The sly menace in his voice sickened her. She refused to look at his eyes. Prying. Watching. Judging. Let him watch, then. She didn’t have to respond.
A silence fell that echoed off the white walls. Several minutes passed as she lay there, mute.
When Nick’s ancient laptop finally came to life, he sat down in front of it and proceeded to give her a crash course in cybersurveillance and real-time hacking. She’d stared at rapidly scrolling code flashing over the laptop’s screen for at least an hour, not understanding it, while he talked.
Barrett got the gist. U.S. data on trafficking victims and sex criminals connected to a global spiderweb of evil. Drug cartels. Illegal arms trading. Murders and assassinations. The National Security Agency collected information on all of it through cybersurveillance. Terrorism had well-established links to global crime.
A division—Nick knew the woman who headed it—had been investigating SexFlash. The code on the screen had taken them into the site and out again. Now he wasn’t sure where he was.
Suddenly the scrolling stopped.
Blocky pixels got smaller, shifted around. A white room resolved in high definition on the screen. Within it, curled up in some sort of nook, was a slight girl with wet hair. It was hard to tell what color it was. Darkish.

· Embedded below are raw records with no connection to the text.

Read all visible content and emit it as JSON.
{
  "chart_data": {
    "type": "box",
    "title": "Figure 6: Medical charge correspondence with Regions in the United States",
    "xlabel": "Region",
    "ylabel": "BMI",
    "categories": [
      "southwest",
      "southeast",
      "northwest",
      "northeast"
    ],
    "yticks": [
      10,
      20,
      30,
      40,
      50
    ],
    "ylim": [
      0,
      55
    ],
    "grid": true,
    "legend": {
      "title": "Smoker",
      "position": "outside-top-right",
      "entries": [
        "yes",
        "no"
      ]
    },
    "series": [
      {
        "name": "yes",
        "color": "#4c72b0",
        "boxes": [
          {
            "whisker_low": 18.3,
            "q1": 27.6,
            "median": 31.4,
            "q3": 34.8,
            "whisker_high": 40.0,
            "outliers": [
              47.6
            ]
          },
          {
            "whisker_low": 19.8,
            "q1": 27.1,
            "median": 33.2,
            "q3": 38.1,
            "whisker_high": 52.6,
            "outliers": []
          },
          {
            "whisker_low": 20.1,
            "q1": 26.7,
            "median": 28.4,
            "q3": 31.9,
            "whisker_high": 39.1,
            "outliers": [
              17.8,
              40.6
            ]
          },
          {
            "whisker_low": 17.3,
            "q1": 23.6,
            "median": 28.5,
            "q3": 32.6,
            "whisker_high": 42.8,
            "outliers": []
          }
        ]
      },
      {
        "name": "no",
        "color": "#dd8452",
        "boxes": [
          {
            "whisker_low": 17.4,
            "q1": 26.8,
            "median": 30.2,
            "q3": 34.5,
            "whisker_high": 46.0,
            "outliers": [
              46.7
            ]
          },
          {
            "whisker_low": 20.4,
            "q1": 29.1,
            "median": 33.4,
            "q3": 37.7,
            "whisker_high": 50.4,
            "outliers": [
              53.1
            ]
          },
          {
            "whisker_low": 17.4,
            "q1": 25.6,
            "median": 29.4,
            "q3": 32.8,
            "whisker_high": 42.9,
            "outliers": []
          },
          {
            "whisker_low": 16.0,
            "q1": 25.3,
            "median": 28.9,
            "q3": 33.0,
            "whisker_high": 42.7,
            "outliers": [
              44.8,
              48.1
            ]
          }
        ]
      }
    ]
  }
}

Her back was to the camera providing the live-streamed feed, barely covered by a damp garment not much bigger than a rag.
“Oh my God. Is that Jane?” Barrett whispered.
“You tell me.”
“Nick—I think so! I have to get her to turn around—but where is she? What is that room all about?”
Nick shook his head. “I don’t know.”
The girl turned. There were tear streaks on her face and a deep bite mark on her lip. It looked like she’d done it to herself. And not long ago. Her eyes rolled wildly.